Bu sayıda özel bir anmayı ve selamı Istvan Mészáros’a ayırdık. Mészáros’u 1 Ekim 2017’de kaybettik. Mészáros ardında yabancılaşma, felsefe, sanat, diyalektik, sermaye ve devlet gibi konular üzerinde çok önemli bir birikim bıraktı. Mészáros’un, Macaristan’da Lukacs’ın asistanı olarak başlayan akademik çalışmaları, Macaristan’dan ayrılmak zorunda kalmasıyla İngiltere’de devam eder. Kısa bir süre İtalya ve Kanada’daki üniversitelerde de çalışır. 1970’de yayınladığı Marx’ın Yabancılaşma Teorisi (Marx’s Theory of Alienation) Marksist gelenek içinde ya da Marksist gelenek hakkında en iyi ve en yenilikçi eser olarak kabul edildi ve Isaac Deutscher Ödülü’ne layık görüldü.

1995 yılında magnus opus’u olarak bilinen Kapital’in Ötesinde: Geçiş Teorisine Doğru (Beyond Capital: Toward a Theory of Transition) yayınlanır. Bu eseri üzerine Hugo Chavez, Mészáros “önümüzdeki yolu aydınlatıyor. Dünya genelinde sosyalizme doğru ele almamız gereken temel argümanlara işaret ediyor. O, yirmi birinci yüzyılın kaşifidir” diyecektir. Sosyalizmin mümkün olduğu tezini 1990’lı ve 2000’li yıllardaki çalışmalarında da geliştirir. Ya Sosyalizm Ya Barbarlık: ‘Amerikan Yüzyılı’ndan Yol Ayrımı (Socialism or Barbarism: From the “American Century” to the Crossroads) böyle bir çabanın ürünüdür.
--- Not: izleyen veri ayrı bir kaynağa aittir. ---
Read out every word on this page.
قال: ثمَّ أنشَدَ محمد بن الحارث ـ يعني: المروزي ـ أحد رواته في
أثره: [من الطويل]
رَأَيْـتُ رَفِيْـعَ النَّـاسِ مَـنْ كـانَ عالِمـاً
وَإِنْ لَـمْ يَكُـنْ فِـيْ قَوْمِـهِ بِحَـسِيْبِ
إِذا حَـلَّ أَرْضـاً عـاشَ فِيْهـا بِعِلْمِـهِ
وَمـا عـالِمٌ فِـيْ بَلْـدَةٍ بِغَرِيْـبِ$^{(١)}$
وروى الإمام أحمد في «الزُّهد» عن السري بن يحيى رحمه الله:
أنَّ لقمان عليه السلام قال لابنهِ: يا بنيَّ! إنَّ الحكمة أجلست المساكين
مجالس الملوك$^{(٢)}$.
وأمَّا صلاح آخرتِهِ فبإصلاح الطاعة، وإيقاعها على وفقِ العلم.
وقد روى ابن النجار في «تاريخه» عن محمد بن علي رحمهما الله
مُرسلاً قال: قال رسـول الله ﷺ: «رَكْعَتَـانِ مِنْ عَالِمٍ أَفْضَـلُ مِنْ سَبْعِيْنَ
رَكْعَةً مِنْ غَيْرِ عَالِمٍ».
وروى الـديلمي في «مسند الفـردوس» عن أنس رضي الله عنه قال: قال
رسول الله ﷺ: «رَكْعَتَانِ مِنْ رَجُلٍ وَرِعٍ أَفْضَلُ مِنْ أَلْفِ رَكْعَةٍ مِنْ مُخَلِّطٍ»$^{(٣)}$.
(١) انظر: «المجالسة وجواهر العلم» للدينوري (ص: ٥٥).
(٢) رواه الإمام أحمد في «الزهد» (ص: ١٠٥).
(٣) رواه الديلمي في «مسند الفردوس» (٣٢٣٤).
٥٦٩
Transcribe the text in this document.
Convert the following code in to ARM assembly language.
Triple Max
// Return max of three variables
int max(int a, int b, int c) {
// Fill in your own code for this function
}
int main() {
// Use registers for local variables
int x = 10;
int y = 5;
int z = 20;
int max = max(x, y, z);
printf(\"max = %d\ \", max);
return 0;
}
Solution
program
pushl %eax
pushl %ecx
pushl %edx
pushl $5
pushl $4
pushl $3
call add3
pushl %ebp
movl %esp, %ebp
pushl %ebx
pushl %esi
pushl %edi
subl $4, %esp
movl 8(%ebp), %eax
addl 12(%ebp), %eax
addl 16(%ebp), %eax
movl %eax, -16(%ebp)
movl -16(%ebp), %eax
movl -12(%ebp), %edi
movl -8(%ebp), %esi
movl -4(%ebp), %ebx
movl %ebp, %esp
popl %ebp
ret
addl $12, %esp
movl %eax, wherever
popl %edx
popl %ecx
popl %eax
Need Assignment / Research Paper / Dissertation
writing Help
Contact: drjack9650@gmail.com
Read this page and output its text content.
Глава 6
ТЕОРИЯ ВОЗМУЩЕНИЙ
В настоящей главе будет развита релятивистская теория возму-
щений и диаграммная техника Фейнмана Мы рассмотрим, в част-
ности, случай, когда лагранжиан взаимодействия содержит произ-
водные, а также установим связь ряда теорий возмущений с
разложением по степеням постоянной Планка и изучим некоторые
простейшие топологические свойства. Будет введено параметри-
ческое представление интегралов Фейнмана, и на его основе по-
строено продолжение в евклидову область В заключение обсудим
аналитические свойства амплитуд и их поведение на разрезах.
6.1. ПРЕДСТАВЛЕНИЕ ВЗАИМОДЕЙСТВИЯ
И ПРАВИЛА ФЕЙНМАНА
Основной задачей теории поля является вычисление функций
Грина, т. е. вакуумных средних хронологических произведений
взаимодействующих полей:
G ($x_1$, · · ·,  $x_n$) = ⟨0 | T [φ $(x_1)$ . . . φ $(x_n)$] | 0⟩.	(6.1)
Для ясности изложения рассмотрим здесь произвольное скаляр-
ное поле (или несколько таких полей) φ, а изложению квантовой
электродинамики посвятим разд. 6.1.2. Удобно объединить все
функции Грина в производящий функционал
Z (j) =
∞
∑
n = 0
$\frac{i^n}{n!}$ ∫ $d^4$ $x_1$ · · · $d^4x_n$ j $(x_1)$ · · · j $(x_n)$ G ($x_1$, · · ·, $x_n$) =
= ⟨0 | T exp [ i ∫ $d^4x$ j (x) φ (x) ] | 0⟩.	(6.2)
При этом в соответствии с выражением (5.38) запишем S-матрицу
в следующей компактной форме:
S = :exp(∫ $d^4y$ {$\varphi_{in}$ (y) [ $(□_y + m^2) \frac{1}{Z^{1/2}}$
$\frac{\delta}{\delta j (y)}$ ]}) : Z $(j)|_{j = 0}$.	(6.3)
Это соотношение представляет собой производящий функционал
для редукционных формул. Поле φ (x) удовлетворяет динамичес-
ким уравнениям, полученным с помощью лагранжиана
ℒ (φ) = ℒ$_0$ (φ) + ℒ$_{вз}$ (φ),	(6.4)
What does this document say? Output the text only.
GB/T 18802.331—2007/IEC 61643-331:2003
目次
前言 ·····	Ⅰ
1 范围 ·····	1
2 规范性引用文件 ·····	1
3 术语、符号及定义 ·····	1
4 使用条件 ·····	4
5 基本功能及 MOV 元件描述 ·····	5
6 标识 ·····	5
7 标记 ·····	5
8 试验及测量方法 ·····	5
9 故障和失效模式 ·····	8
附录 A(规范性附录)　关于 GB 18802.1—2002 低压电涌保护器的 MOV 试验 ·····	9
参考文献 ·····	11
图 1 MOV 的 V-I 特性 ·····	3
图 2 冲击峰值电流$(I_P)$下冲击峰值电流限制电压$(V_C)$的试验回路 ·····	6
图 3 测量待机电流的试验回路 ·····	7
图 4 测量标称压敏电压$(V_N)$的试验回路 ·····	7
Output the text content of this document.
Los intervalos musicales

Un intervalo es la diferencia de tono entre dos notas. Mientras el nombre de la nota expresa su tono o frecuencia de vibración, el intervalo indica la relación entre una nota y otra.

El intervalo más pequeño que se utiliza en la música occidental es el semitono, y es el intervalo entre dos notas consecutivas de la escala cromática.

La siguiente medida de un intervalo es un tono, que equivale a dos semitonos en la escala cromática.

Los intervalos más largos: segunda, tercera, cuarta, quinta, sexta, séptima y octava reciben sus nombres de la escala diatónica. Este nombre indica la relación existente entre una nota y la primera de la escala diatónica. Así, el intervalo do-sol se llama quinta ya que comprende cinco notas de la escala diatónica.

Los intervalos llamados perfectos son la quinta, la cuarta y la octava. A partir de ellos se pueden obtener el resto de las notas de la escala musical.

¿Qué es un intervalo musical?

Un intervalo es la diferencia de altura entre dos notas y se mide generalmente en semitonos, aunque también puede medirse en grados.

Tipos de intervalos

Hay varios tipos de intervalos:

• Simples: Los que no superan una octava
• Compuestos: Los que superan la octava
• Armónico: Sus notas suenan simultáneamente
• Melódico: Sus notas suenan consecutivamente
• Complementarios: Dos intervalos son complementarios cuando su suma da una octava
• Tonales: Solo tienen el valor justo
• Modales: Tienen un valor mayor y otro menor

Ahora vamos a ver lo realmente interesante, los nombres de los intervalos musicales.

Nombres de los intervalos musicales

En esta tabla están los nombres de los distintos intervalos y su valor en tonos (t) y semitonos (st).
Mészáros, 1990’lar sonrası, Monthly Review editörleri Harry Magdoff ve John Bellamy Foster’ın en değerli danışmanlarından ve derginin yazarlarından olacaktır. Mészáros, üç ayrı cilt olarak basılmasını düşündüğü Leviathan’ın Ötesinde çalışmasını tamamlayamadı. Bu çalışmanın bir alt başlığını Monthly Review’e yayınlanması için göndermişti. Bu sayımızda “Sermayenin Tarihsel Döngüsü Sona Eriyor” isimli bu altbölümü yayınlıyoruz. Ayrıca John Bellamy Foster’in Mészáros’un Toplumsal Denetimin Gerekliliği (The Necessity of Social Control) adlı kitabına yazdığı önsöze de yer veriyoruz.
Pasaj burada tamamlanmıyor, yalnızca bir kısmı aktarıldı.